Computing relative power integral bases in a family of quartic extensions of imaginary quadratic fields

TL;DR

This paper investigates the structure of power integral bases in certain quartic extensions of imaginary quadratic fields, reducing the problem to solving specific Pellian equations and explicitly characterizing all generators.

Contribution

It introduces a method to determine generators of relative power integral bases in a family of octic fields by solving associated Pellian equations.

Findings

Complete solution to the Pellian system for given parameters.

Explicit description of all generators of power integral bases.
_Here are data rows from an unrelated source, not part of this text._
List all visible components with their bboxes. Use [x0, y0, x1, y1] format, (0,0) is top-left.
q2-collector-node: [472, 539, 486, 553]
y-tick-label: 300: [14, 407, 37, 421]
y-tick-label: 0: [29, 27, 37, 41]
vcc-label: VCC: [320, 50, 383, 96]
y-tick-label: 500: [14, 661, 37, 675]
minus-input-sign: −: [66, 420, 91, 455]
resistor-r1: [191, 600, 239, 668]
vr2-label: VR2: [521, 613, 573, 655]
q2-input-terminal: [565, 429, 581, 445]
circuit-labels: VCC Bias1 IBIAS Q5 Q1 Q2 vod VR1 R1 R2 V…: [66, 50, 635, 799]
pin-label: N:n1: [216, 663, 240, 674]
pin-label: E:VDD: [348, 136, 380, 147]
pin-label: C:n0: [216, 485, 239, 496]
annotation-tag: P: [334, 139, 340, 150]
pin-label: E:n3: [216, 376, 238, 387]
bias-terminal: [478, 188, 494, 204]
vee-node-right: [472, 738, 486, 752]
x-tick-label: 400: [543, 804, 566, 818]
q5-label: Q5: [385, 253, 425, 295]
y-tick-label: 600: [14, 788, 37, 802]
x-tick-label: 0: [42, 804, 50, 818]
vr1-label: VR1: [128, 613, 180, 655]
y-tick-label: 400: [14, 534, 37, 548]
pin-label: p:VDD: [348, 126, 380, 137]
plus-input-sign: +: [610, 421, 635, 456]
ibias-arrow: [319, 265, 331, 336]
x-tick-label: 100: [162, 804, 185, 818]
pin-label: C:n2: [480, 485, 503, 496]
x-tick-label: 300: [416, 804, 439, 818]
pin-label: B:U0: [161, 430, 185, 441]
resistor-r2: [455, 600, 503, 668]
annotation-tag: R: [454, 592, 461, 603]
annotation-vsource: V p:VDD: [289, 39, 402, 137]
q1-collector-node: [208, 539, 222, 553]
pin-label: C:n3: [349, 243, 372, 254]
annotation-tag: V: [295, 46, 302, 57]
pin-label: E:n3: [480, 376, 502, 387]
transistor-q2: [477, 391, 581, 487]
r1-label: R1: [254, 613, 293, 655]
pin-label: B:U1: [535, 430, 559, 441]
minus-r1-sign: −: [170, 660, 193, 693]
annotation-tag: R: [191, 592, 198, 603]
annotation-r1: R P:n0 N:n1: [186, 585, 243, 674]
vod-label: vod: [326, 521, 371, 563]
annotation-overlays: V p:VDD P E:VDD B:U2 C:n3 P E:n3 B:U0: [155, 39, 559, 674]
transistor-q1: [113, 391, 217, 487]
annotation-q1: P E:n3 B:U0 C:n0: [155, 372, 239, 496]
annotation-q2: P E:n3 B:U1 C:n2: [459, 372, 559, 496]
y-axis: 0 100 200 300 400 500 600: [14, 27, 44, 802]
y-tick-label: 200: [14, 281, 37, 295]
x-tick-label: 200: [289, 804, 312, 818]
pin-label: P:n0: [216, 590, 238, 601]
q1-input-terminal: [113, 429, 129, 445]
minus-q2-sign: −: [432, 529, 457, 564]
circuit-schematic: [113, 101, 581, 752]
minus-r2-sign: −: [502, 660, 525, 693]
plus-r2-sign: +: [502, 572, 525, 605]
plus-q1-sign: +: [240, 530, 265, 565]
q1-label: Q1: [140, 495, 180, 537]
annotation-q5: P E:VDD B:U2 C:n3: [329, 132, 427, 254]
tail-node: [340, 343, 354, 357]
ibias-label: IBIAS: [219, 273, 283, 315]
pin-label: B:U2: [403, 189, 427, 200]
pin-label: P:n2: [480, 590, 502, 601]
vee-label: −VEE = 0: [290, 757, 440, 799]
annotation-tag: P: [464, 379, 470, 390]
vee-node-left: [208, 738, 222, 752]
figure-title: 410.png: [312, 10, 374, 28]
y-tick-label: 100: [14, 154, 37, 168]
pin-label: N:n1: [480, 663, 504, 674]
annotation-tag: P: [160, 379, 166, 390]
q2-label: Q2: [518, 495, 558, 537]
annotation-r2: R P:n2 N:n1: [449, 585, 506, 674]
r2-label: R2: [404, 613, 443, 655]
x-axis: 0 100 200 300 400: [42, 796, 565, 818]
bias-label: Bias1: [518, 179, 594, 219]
Identification of conditions on parameter c for the generators.

Abstract

Let $M$ be an imaginary quadratic field with the ring of integers $\mathbb{Z}_{M}$ and let $\xi$ be a root of polynomial $$f\left( x\right) =x^{4}-2cx^{3}+2x^{2}+2cx+1,$$ where $c\in\mathbb{Z}_{M},$ $c\notin\left\{ 0,\pm2\right\}$. We consider an infinite family of octic fields $K_{c}=M\left( \xi\right)$ with the ring of integers $\mathbb{Z}_{K_{c}}.$ Our goal is to determine all generators of relative power integral basis of $\mathcal{O=}\mathbb{Z}_{M}\left[ \xi\right]$ over $\mathbb{Z}_{M}.$ We show that our problem reduces to solving the system of relative Pellian equations \[ cV^{2}-\left( c+2\right) U^{2}=-2\mu,\ \ cZ^{2}-\left( c-2\right) U^{2}=2\mu, \] where $\mu$ is an unit in $\mathbb{Z}_{M}$. We solve the system completely and find that all non-equivalent generators of power integral basis of $\mathcal{O}$ over $\mathbb{Z}_{M}$ are given by $\alpha=\xi,$ $2\xi-2c\xi ^{2}+\xi^{3}$ for $\left\vert c\right\vert \geq159108$ and $|c|\leq200$.